Potent front, frozen ground might equal floods.
After the most-vigorous cold snap in nine years, the forecast for tomorrow reads as though it wandered in from April.
Temperatures are expected to soar into the 60s, and a thunderstorm isn't out of the question during the afternoon.
A powerful cold front will cross the region, setting off strong winds and heavy rains.
The National Weather Service has posted a flash-flood watch for the entire region, along with a high-wind watch for the Shore.
Rainfall totals of 1 to 2.5 inches are expected, and ordinarily those amounts wouldn't set off the watch alarms.
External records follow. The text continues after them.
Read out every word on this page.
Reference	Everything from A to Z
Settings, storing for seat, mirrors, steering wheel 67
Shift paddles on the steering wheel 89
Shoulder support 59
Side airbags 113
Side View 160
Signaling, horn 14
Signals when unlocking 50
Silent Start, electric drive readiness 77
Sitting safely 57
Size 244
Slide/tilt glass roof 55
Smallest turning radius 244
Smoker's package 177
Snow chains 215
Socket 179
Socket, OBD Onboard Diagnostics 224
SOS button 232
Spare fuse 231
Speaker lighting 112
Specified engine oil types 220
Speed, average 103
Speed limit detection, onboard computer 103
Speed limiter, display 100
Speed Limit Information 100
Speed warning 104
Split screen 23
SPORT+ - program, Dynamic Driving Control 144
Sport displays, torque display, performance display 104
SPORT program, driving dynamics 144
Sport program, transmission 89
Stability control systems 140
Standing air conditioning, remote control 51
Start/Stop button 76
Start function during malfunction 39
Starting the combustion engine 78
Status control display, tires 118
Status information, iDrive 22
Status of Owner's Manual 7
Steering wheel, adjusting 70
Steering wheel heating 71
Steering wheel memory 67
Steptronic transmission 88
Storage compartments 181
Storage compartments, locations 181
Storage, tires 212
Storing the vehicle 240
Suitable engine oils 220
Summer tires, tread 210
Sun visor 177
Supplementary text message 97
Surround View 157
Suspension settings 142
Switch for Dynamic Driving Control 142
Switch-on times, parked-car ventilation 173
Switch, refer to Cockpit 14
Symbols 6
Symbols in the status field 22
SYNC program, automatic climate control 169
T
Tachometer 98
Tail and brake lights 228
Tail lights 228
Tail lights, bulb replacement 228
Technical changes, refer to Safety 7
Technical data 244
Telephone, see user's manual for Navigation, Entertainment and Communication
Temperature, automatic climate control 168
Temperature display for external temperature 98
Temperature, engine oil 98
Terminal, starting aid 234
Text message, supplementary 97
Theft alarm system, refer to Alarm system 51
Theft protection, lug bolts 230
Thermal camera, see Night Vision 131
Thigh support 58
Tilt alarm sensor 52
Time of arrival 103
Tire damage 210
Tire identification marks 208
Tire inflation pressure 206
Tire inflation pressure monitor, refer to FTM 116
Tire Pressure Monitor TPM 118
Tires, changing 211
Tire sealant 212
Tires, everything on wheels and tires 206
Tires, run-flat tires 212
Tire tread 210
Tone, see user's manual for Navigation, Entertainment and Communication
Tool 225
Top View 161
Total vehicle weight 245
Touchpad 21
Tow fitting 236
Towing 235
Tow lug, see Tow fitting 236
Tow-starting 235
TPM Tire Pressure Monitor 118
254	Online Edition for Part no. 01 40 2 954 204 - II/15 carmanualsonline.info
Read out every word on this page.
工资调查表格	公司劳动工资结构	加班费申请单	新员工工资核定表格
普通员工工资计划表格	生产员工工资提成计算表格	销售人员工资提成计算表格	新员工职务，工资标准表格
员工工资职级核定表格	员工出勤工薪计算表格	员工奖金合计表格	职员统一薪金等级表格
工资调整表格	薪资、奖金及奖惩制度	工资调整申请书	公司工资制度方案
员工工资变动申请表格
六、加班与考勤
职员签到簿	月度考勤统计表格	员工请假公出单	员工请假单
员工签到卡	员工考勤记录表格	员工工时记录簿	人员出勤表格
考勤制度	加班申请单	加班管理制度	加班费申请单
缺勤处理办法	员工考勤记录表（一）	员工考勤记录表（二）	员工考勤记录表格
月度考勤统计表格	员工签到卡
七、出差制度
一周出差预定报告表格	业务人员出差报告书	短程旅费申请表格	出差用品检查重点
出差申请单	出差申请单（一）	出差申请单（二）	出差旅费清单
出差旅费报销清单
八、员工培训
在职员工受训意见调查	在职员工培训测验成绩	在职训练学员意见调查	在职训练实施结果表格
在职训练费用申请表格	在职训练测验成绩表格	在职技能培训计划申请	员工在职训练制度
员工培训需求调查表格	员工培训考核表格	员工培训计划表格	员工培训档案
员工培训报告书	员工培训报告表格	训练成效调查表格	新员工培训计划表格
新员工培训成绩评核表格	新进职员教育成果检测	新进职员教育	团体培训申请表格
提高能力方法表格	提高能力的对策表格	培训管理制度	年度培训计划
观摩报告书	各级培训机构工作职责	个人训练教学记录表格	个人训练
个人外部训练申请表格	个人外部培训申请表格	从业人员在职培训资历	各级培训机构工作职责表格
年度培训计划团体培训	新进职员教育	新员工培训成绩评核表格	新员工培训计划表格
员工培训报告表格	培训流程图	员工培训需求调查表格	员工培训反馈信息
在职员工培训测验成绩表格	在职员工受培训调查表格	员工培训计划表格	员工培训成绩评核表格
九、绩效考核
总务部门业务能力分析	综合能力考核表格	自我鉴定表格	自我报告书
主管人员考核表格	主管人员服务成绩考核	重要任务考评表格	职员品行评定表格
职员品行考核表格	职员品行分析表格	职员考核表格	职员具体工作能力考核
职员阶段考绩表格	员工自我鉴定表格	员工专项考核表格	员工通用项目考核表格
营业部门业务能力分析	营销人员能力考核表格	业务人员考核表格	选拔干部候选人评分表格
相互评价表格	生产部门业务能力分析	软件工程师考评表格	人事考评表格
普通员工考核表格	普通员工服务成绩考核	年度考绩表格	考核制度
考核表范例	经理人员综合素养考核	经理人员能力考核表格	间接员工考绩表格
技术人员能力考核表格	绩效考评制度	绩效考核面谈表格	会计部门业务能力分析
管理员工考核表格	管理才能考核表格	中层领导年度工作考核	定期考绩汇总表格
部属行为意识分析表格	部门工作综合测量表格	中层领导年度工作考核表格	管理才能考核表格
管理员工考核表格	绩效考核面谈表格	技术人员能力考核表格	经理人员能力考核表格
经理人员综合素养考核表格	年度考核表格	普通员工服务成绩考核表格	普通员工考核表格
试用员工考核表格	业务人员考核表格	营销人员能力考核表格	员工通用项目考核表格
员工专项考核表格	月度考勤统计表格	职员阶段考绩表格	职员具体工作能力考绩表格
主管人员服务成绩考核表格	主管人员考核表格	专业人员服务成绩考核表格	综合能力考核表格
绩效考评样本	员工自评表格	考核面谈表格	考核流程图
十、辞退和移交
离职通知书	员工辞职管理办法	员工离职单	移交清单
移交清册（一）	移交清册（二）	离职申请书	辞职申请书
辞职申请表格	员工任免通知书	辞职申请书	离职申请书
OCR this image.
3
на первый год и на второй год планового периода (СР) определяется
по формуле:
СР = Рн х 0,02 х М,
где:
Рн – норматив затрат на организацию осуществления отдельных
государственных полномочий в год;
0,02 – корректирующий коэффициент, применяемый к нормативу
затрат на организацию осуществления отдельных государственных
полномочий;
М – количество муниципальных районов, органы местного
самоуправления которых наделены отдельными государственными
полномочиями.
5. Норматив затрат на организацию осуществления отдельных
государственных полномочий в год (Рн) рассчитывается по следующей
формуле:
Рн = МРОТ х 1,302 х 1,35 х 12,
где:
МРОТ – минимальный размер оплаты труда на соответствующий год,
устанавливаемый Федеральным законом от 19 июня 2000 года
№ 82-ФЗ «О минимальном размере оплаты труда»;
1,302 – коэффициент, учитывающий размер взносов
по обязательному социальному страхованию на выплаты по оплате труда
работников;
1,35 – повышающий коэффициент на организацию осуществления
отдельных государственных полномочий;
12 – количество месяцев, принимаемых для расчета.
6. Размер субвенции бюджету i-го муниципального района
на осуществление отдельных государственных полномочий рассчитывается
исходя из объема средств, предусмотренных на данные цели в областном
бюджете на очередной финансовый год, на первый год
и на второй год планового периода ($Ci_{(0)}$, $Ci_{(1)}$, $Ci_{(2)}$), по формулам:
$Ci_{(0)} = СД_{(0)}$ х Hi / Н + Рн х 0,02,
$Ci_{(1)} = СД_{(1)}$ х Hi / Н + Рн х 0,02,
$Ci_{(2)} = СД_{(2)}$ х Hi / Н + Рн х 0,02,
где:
However, as result of that cold snap -- temperatures failed to reach 30 for five conseutive days, the first such stretch since January 2004, the ground below that top layer of mud is frozen.
In addition. the trees are bare, and for now the foliage much of the foliage has lost its appetite.
Since the foliage won't be absorbing the rainwater, and the ground beneath the surface is rock-hard, that increases the potential for run-off.
The weather service says it's not anticipating major flooding along the rivers. However flash flooding of smaller streams is possible, and road-ponding is all but certain.
Behind the front, temperatures drop to near seasonal normals, with an outside chance of a touch of snow Friday and again Saturday night and early Sunday.